G20 ülkelerinin 2015 yılından bu yana yoğun bir tartışma alanı olarak istişare ettikleri ve teknik içeriğinin hazırlanma sürecinin Ekonomik İşbirliği ve Kalkınma Örgütü'nce (OECD) yürütüldüğü 'küresel vergi reformu'nda, nihayet 'mutlu son'a gelindi. Reforma yönelik müzakere sürecinin içerisinde olan 140 ülkeden 136'sı, çetin tartışma ve değerlendirmelerden sonra, reformun bir parçası olmayı kabul ettiler. Böylece, aralarında Türkiye'nin de yer aldığı, dünya ekonomisinin büyük bir bölümünü temsil eden tüm OECD ve tüm G20 ülkeleri söz konusu küresel mutabakatın bir parçası oldu. Reforma katılmakta önemli tereddütleri olan ve tüm projektörlerin üzerinde olduğu İrlanda, Bakanlar Kurulu kararı ile perşembe günü öğlen saatlerinde sürece dahil olma kararını açıkladı.
Ardından, bir kaç saat sonra Estonya'nın da küresel vergi reformuna dahil olmayı kabul ettiği haberi geldi. Bu ülkeleri, bir gün sonra, cuma günü de Macaristan takip etti ve küresel ekonomik sistem için, esasen bir tarafta 'vergi cennetleri'ne darbe vuracak, diğer tarafta ise dünyanın önde gelen ülkeleri arasında 'daha adil' bir vergilendirme sistemi ve vergi geliri paylaşımı sağlayacak 'tarihi' bir reform adına süreç büyük ölçüde tamamlanmış oldu. Böylece, Google, Amazon, Facebook ve Apple en çok konuşulduğundan dolayı, uluslararası kamuoyunda GAFA olarak ifade edilen 'çok uluslu şirketlerin gelirlerinin adil vergilendirilmesi'ni ve tüm ülkelerin bundan yararlanmasını sağlayacak olan süreç tamamlanmış oldu.
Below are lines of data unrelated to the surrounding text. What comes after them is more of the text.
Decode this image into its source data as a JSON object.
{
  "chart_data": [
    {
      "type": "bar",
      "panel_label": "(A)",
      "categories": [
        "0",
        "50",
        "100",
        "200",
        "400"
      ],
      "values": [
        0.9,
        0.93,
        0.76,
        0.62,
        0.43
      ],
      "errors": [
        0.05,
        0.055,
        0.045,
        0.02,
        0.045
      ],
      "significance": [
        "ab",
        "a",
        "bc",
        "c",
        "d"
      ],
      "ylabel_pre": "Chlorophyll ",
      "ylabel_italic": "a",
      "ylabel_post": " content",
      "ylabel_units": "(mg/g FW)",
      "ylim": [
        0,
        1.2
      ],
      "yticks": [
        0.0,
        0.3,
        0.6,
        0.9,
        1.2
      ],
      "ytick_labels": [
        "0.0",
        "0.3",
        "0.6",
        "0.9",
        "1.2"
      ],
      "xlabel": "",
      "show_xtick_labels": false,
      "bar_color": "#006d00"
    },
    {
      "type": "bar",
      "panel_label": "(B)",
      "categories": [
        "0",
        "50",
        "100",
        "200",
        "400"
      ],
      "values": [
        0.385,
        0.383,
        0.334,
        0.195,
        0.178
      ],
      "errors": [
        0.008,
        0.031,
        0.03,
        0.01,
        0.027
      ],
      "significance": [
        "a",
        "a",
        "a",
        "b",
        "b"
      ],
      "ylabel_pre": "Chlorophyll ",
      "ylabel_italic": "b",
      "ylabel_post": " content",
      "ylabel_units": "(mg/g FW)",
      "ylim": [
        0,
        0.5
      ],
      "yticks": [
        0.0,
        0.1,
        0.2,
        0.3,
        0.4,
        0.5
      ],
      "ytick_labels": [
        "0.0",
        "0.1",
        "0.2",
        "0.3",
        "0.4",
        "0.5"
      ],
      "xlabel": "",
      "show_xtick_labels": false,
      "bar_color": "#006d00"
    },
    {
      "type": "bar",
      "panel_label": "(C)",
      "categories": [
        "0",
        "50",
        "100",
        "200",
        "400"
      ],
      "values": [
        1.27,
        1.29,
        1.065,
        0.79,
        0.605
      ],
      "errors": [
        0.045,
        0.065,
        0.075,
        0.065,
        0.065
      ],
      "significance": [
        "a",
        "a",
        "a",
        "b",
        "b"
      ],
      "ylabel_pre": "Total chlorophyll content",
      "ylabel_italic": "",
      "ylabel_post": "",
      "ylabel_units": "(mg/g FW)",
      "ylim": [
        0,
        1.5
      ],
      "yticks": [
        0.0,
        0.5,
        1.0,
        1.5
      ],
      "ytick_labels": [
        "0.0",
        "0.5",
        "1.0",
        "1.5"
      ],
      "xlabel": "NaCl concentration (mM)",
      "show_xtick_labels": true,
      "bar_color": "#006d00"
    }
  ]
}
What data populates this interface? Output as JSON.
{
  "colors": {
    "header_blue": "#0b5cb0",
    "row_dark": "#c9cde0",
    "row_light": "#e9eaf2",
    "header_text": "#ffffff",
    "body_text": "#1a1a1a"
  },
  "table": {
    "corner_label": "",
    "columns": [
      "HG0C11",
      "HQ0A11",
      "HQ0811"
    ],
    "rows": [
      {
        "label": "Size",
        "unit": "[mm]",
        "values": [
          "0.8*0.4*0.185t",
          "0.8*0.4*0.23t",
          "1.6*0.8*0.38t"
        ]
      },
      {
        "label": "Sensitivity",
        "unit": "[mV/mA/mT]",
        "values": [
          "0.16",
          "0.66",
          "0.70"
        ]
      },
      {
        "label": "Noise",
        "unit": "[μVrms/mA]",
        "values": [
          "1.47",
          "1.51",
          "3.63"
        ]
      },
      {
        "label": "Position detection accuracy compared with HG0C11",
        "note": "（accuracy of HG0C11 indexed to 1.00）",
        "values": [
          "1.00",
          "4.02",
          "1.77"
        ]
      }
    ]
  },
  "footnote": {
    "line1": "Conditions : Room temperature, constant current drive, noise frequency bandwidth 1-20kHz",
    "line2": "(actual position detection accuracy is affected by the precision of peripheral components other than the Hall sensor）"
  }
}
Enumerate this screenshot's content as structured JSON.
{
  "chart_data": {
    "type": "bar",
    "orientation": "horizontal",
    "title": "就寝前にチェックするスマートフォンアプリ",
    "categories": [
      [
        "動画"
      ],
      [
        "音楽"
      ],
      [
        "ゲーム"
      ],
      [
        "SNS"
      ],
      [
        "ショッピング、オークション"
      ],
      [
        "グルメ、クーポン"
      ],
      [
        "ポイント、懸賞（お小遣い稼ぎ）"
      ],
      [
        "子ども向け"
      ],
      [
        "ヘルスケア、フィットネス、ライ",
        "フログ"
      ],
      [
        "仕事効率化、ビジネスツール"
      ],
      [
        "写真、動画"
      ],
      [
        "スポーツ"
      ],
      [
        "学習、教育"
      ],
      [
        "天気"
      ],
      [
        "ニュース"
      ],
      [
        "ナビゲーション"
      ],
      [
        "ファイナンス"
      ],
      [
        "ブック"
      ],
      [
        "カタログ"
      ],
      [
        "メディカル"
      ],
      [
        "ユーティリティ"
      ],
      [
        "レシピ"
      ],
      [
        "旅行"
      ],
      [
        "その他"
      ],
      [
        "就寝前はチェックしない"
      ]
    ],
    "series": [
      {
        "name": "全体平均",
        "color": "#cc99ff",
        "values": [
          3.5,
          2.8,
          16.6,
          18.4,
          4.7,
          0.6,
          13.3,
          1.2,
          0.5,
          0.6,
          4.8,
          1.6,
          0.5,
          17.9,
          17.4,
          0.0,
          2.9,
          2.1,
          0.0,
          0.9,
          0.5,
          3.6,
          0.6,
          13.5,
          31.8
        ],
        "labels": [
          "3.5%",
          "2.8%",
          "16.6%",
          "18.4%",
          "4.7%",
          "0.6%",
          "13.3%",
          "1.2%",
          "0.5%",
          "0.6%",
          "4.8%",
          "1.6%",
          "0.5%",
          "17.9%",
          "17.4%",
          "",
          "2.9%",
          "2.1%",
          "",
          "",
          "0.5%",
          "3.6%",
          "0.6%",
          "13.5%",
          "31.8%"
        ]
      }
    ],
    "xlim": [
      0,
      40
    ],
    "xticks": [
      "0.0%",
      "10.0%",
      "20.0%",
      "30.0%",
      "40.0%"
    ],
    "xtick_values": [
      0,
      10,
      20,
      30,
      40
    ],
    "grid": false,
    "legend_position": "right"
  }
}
Aralarında Türkiye'nin de bulunduğu G20 ülkelerinin liderlerinin 30 ve 31 Ekim'de yapılacak G20 Liderler Roma Zirvesi'nde onaylamaları halinde, 2023'de devreye girecek olan reform ile, cirosu en az 750 milyon avro olan şirketlerin adil vergilendirilmesi sağlanacak ve bu sayede 136 ülke için en az 150 milyar dolarlık ek vergi doğacak. Türkiye için bu durum minimum 1 milyar dolar ek vergi geliri anlamına geliyor. Cirosu özellikle 20 milyar avroyu aşan ve dünya şirket klasmanında en karlı 100 çokuluslu şirketin karlarının İlk yüzde 10'u şirket genel müdürlüklerinin bulunduğu ülkelere gidecek. Ek karın yüzde 25'i ise, bu şirketlerin para kazandığı diğer ülkeler arasında ciro düzeyine göre dağıtılacak.
OECD Vergi İşleri Direktörü Pascal Saint-Amans, söz konusu reformu 21. Yüzyıl'ın küresel vergi kurallarının belirlenmesi olarak tanımlıyor. OECD, söz konusu reformun mutabakat taslak metninde, 'en az yüzde 15' ifadesiyle, gelecekte bu oranın yine küresel mutabakat ile arttırılmasını sağlayacak bir 'açık kapı' da bırakmıştı. Ancak, 8 Ekim tarihli son mutabık kalınan metinde 'en az' ifadesi kaldırıldı. Dünyanın önde gelen ekonomilerinin liderleri, bilhassa ABD ve Fransa, uzunca bir süredir, vergi cennetleri aracılığı ile ve kimi ülkelerin aşırı düşük vergi oranları uygulamaları ile, ülkelerinin firmaları aleyhine, ülkelerinde yatırım iştahı ve yeni istihdam adına, adil olmayan bir tabloyla karşı karşıya olduklarını; bugün ülkelerinin hane halkları, firmaları ve işçileri için artık daha adil bir sistemin hayata geçmesinden memnuniyet duyduklarını ifade ettiler. Bilhassa, 21. Yüzyıl'ın 'megatrend'i olan 'hiperdijitalleşme'nin birer 'dev'e dönüştürdüğü teknoloji şirketlerinin 'adil vergilendirilmesi' de ayrı bir devrimsel gelişme özelliği taşıyor. Söz konusu küresel mutabakata halen onay vermemiş olan Pakistan, Kenya, Sri Lanka ve Nijerya ise yakın zamanda tutumlarını netleştirecektir.